男朋友陈峰还没回来,屋子里静悄悄的,只有电视机开着,播放着无聊的广告,纯粹是为了让屋里有点声音。
她百无聊赖地划拉着手机,忽然,那个橙色的购物软件图标上冒出了一个红色的数字1。
她心里有点奇怪,自己最近没买东西啊。
点进去一看,消息居然来自那个已经被她举报了的卖水果的店铺。
她的心猛地往下一沉。
“呵呵,找到你了。你住在云景小区七栋三单元1204室,对吧?”
消息是半个小时前发来的,状态显示着“已读”。
林月觉得浑身的血液好像一下子冻住了,从脚底心升起一股寒气,直冲天灵盖。
她握着手机的手开始不受控制地颤抖。
那个卖家,难道真的找上门来了?
事情还得从差不多二十天前说起。
那天她在手机上瞎逛,看到这个店铺在推送助农的水果。
她其实不太爱吃桃子,但看描述说得挺感人,想着果农不容易,就顺手下了一单,也算支持一下。
谁知道收到货的时候,还没打开纸箱,就闻到一股酸臭腐烂的味道。
拆开一看,整箱桃子几乎没一个好的,全都软烂流水,把包装的纸壳都浸透了。
她当时就火冒三丈,立刻联系卖家要求退货退款。
结果卖家的态度极其恶劣,一口咬定生鲜产品售出不退,还讽刺她假好心,买了又退,让他们亏钱。
林月一怒之下,拍了照片,写了一大段控诉的话,直接给了差评。
可是,她清楚地记得,自己填写的收货地址只到小区门口的快递驿站,根本没有写具体的楼栋和门牌号。
这个人,到底是怎么知道她家住哪儿的?
一股巨大的恐惧瞬间攥紧了她的心脏。
她像弹簧一样从沙发上蹦起来,冲到门口,手忙脚乱地把门反锁,又检查了一遍门锁是否牢固。
然后,她背靠着冰冷的防盗门,慢慢地滑坐到地上。
屋子里灯火通明,所有能开的灯她都打开了,可她还是觉得黑暗的角落里,好像有一双眼睛在死死地盯着她。
她把家里的柜子、床底,所有能藏人的地方都翻看了一遍,确认没有人。
最后,她的目光落在了大门猫眼上。
她鼓起全部的勇气,哆哆嗦嗦地凑过去,想看看外面。
可心脏跳得像打鼓一样,震得她耳朵嗡嗡响,最终她还是没敢真的看过去。
她摸出手机,找到陈峰的号码拨了过去。
电话响了好几声才被接通。
“宝宝,怎么了?我刚下班,正准备往回走呢,想吃什么夜宵吗?我给你带。

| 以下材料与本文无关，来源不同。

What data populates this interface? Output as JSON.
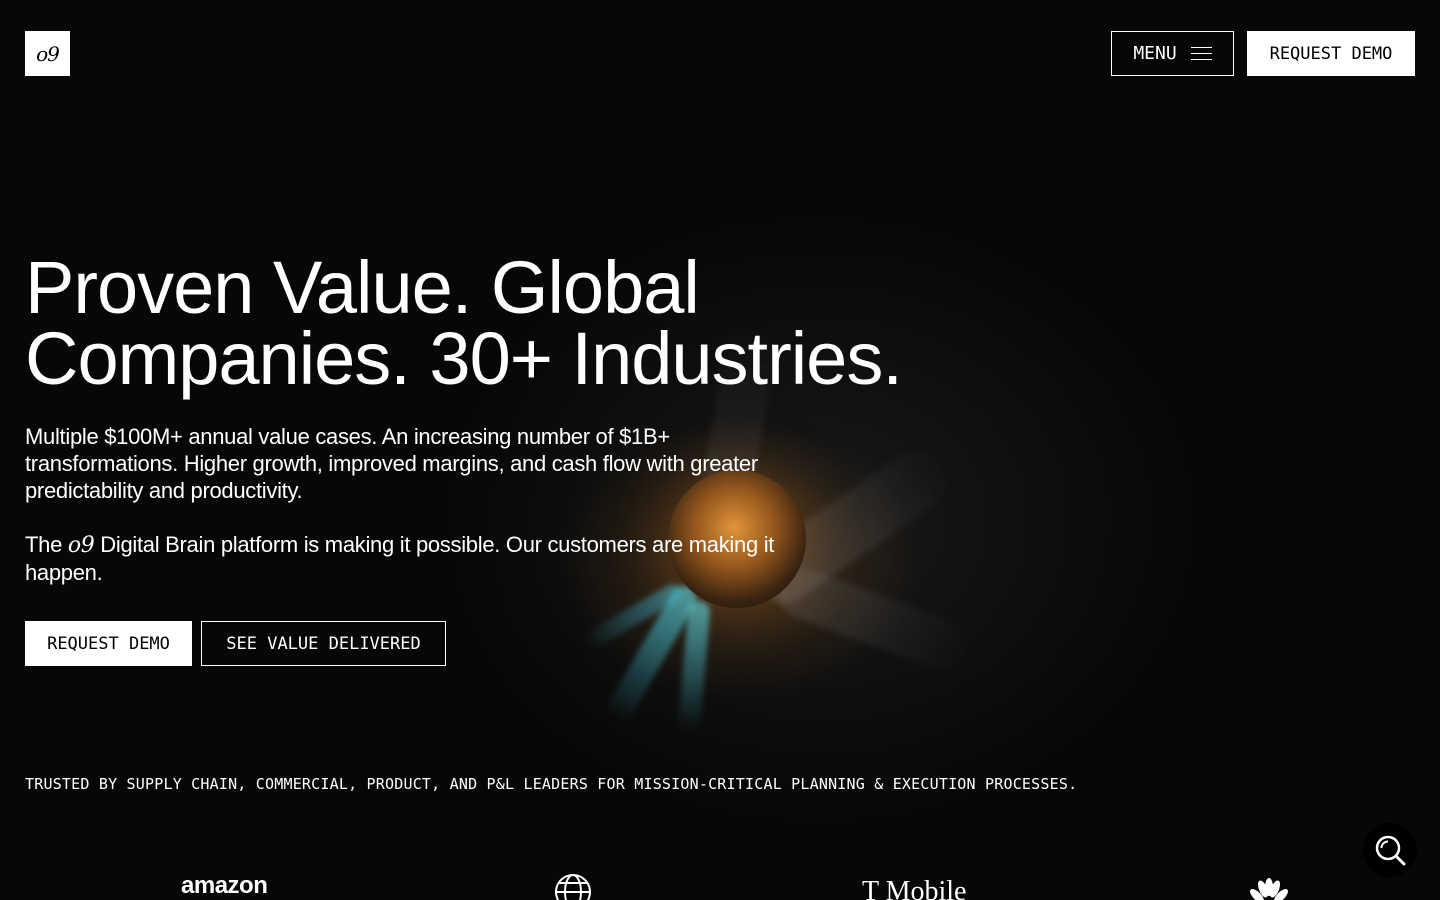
{
  "header": {
    "logo_text": "o9",
    "menu_label": "MENU",
    "request_demo_label": "REQUEST DEMO"
  },
  "hero": {
    "headline_line1": "Proven Value. Global",
    "headline_line2": "Companies. 30+ Industries.",
    "paragraph1": "Multiple $100M+ annual value cases. An increasing number of $1B+ transformations. Higher growth, improved margins, and cash flow with greater predictability and productivity.",
    "paragraph2_prefix": "The ",
    "paragraph2_brand": "o9",
    "paragraph2_suffix": " Digital Brain platform is making it possible. Our customers are making it happen.",
    "request_demo_label": "REQUEST DEMO",
    "see_value_label": "SEE VALUE DELIVERED"
  },
  "trusted_text": "TRUSTED BY SUPPLY CHAIN, COMMERCIAL, PRODUCT, AND P&L LEADERS FOR MISSION-CRITICAL PLANNING & EXECUTION PROCESSES.",
  "brands": {
    "amazon": "amazon",
    "tmobile": "T Mobile"
  },
  "icons": {
    "menu": "hamburger-icon",
    "search": "search-icon",
    "globe": "globe-logo-icon",
    "peacock": "peacock-logo-icon"
  }
}
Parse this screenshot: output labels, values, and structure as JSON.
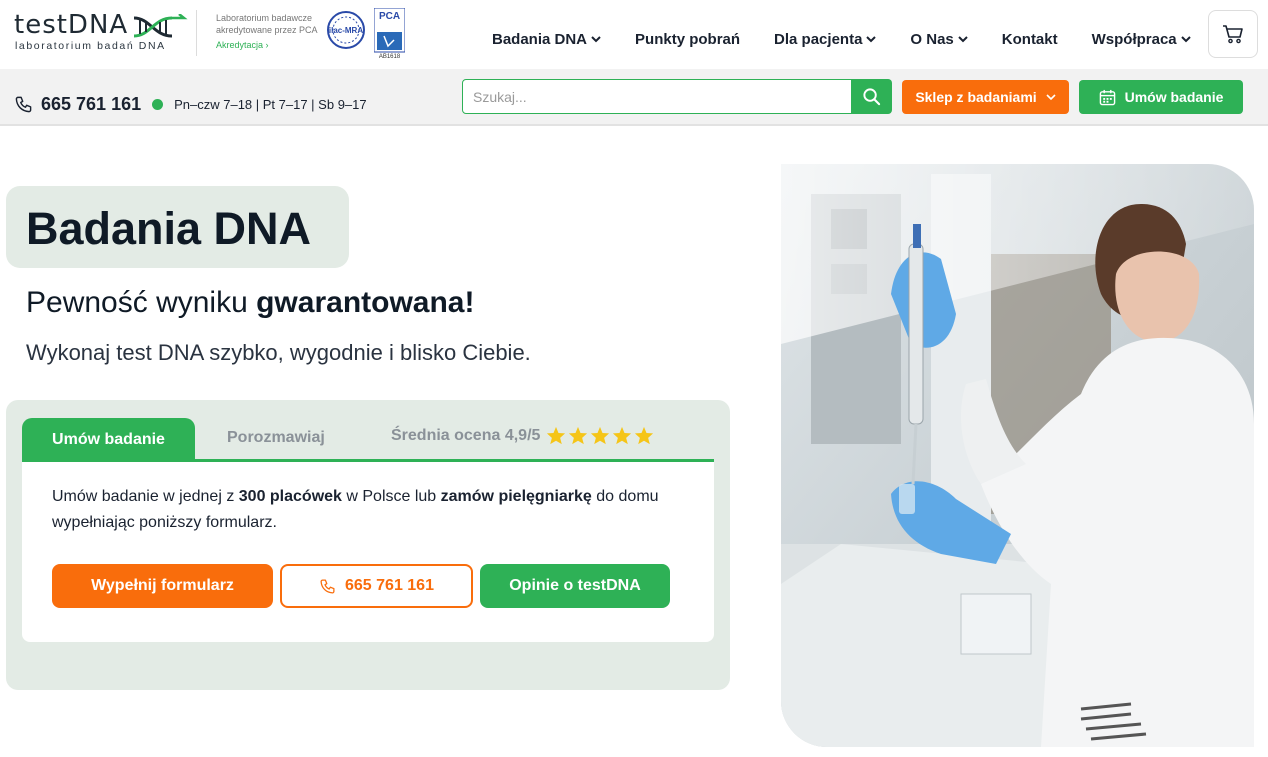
{
  "header": {
    "logo_word": "testDNA",
    "logo_sub": "laboratorium badań DNA",
    "accreditation_line1": "Laboratorium badawcze",
    "accreditation_line2": "akredytowane przez PCA",
    "accreditation_link": "Akredytacja ›",
    "ilac_badge": "ilac-MRA",
    "pca_badge": "PCA",
    "pca_code": "AB1618",
    "nav": [
      {
        "label": "Badania DNA",
        "dropdown": true
      },
      {
        "label": "Punkty pobrań",
        "dropdown": false
      },
      {
        "label": "Dla pacjenta",
        "dropdown": true
      },
      {
        "label": "O Nas",
        "dropdown": true
      },
      {
        "label": "Kontakt",
        "dropdown": false
      },
      {
        "label": "Współpraca",
        "dropdown": true
      }
    ],
    "cart_icon": "cart-icon"
  },
  "subbar": {
    "phone": "665 761 161",
    "hours": "Pn–czw 7–18 | Pt 7–17 | Sb 9–17",
    "search_placeholder": "Szukaj...",
    "shop_label": "Sklep z badaniami",
    "book_label": "Umów badanie"
  },
  "hero": {
    "title": "Badania DNA",
    "tagline_regular": "Pewność wyniku ",
    "tagline_bold": "gwarantowana!",
    "subtitle": "Wykonaj test DNA szybko, wygodnie i blisko Ciebie."
  },
  "panel": {
    "tabs": [
      "Umów badanie",
      "Porozmawiaj"
    ],
    "rating_text": "Średnia ocena 4,9/5",
    "rating_stars": 5,
    "text_part1": "Umów badanie w jednej z ",
    "text_bold1": "300 placówek",
    "text_part2": " w Polsce lub ",
    "text_bold2": "zamów pielęgniarkę",
    "text_part3": " do domu wypełniając poniższy formularz.",
    "btn_form": "Wypełnij formularz",
    "btn_call": "665 761 161",
    "btn_reviews": "Opinie o testDNA"
  },
  "colors": {
    "green": "#2eb156",
    "orange": "#f96d0c",
    "panel_bg": "#e3ebe5",
    "star": "#f5c518"
  }
}
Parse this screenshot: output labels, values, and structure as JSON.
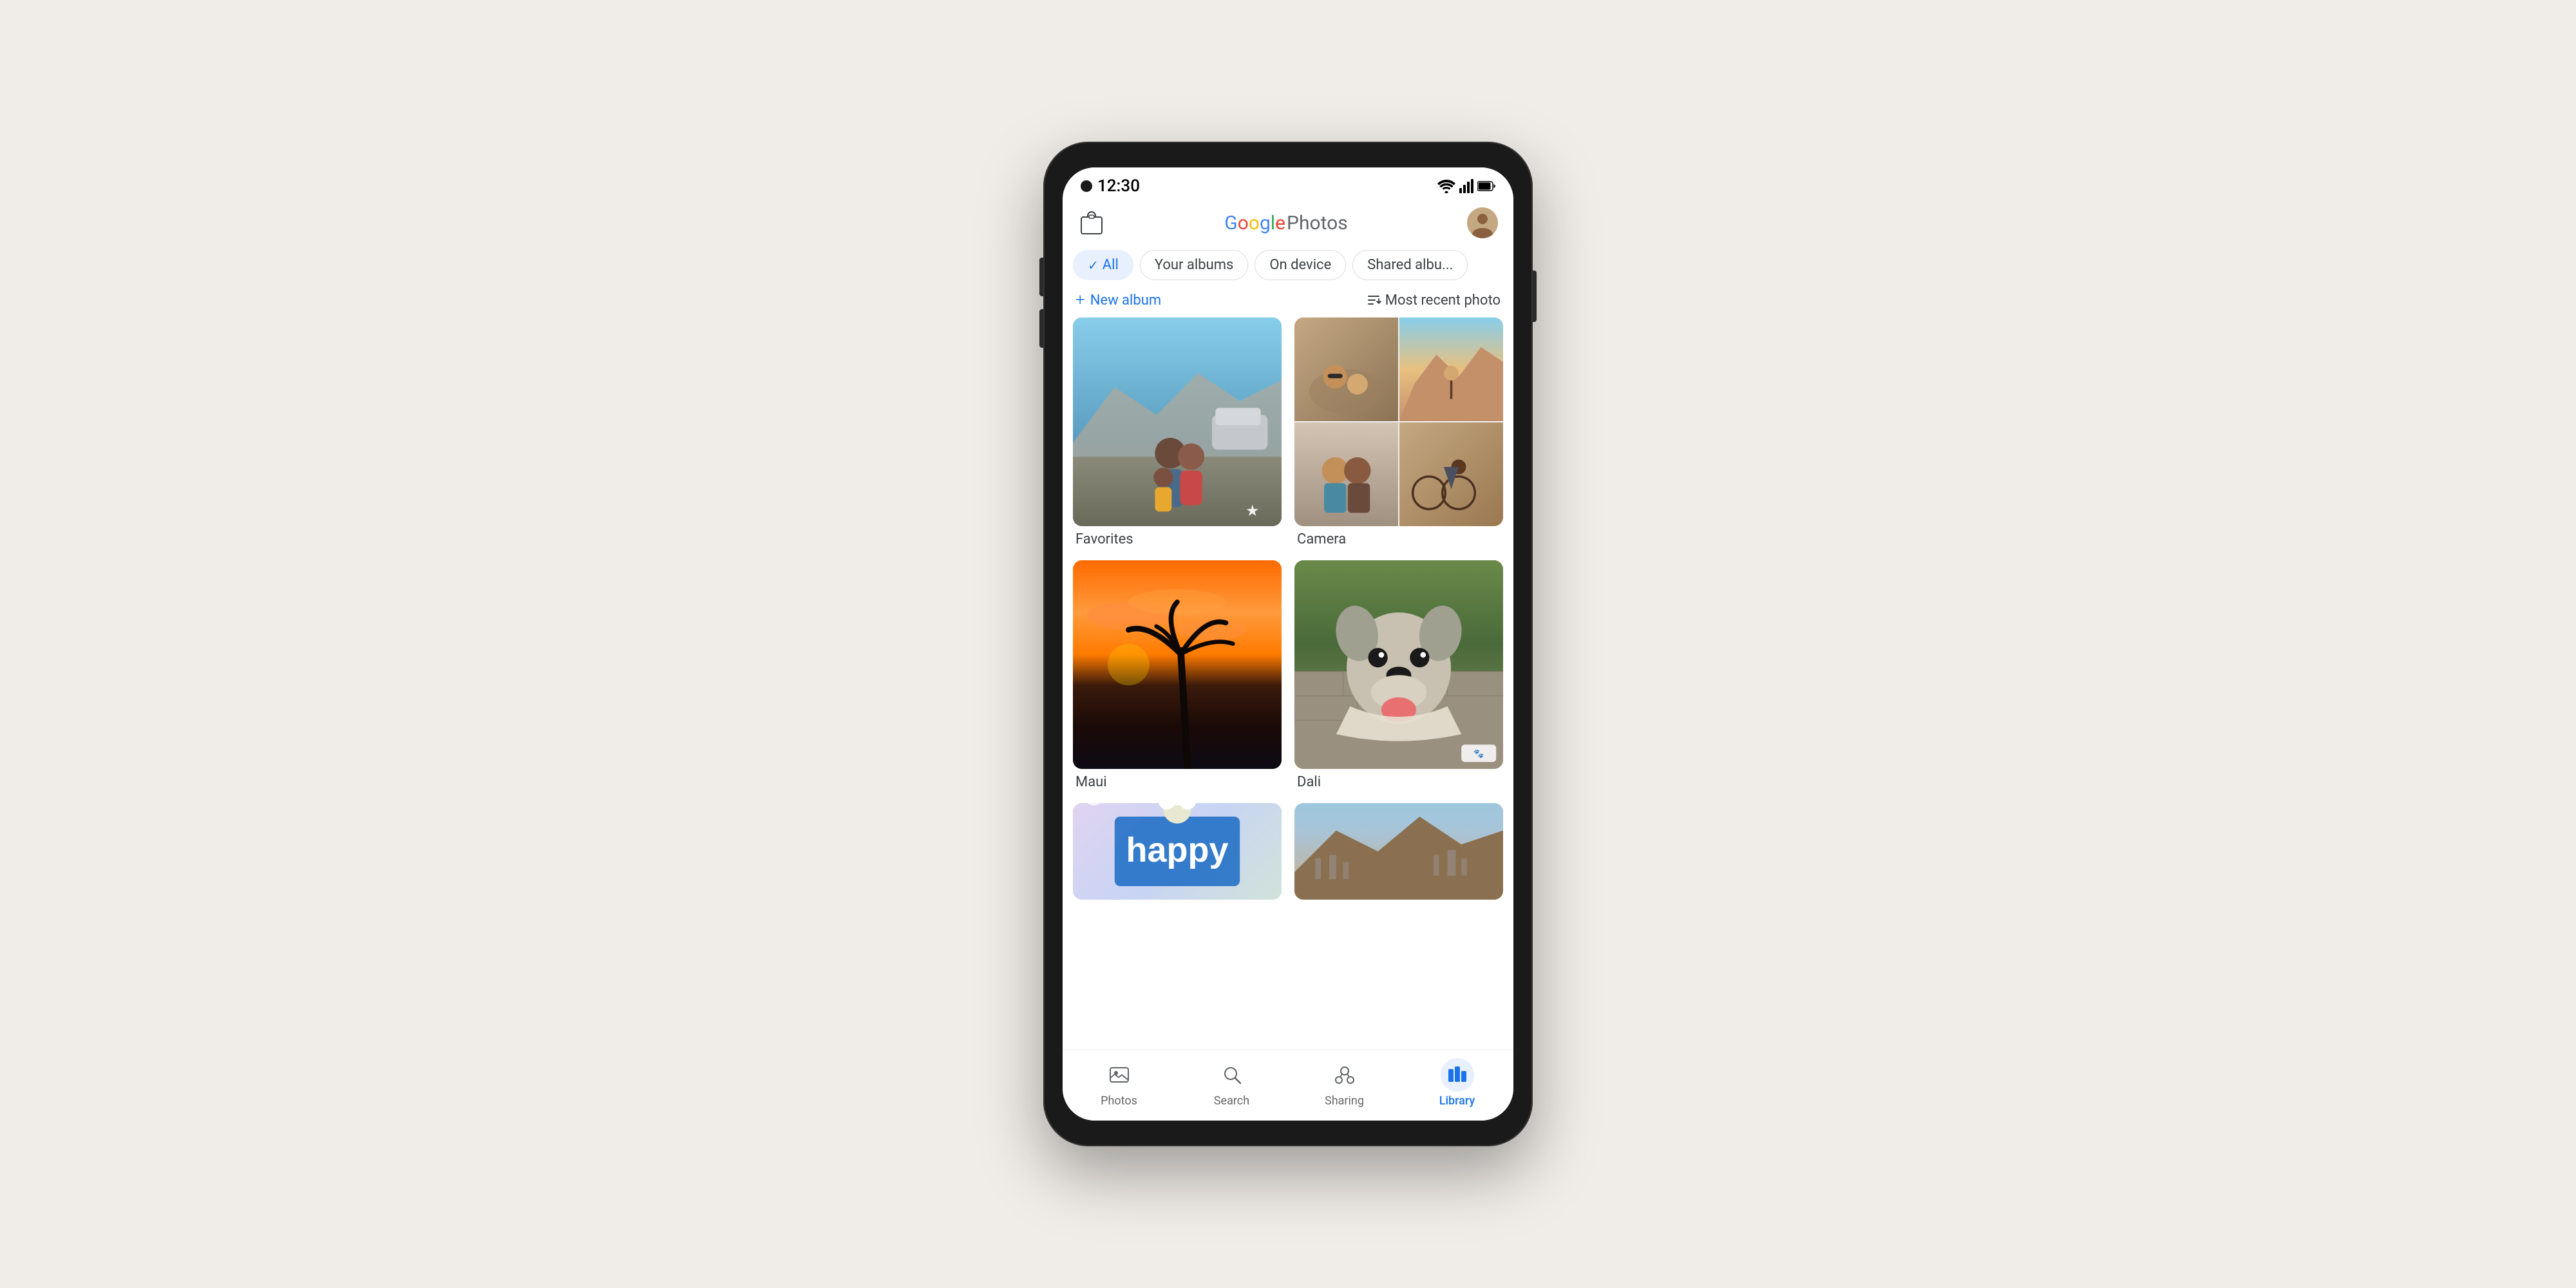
{
  "status": {
    "time": "12:30"
  },
  "header": {
    "logo_google": "Google",
    "logo_photos": "Photos",
    "bag_icon": "shopping-bag"
  },
  "filter_tabs": {
    "all_label": "All",
    "your_albums_label": "Your albums",
    "on_device_label": "On device",
    "shared_albums_label": "Shared albu..."
  },
  "actions": {
    "new_album_label": "New album",
    "sort_label": "Most recent photo"
  },
  "albums": [
    {
      "id": "favorites",
      "name": "Favorites",
      "type": "favorites"
    },
    {
      "id": "camera",
      "name": "Camera",
      "type": "camera"
    },
    {
      "id": "maui",
      "name": "Maui",
      "type": "maui"
    },
    {
      "id": "dali",
      "name": "Dali",
      "type": "dali"
    },
    {
      "id": "happy",
      "name": "",
      "type": "happy"
    },
    {
      "id": "landscape",
      "name": "",
      "type": "landscape"
    }
  ],
  "bottom_nav": {
    "items": [
      {
        "id": "photos",
        "label": "Photos",
        "active": false
      },
      {
        "id": "search",
        "label": "Search",
        "active": false
      },
      {
        "id": "sharing",
        "label": "Sharing",
        "active": false
      },
      {
        "id": "library",
        "label": "Library",
        "active": true
      }
    ]
  }
}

”
陈峰的声音带着熟悉的疲惫,但依旧温和。
听到他的声音,林月的眼泪差点掉下来。
“阿峰……我,我害怕……之前那个卖烂桃子的卖家,他……他知道我们家住哪儿了,他还发了消息过来……”
她的声音抖得厉害,语无伦次。
“什么?怎么会?”陈峰的语气严肃起来,“你别慌,先把门锁好,谁敲门也别开,我马上就到家,最多二十分钟。”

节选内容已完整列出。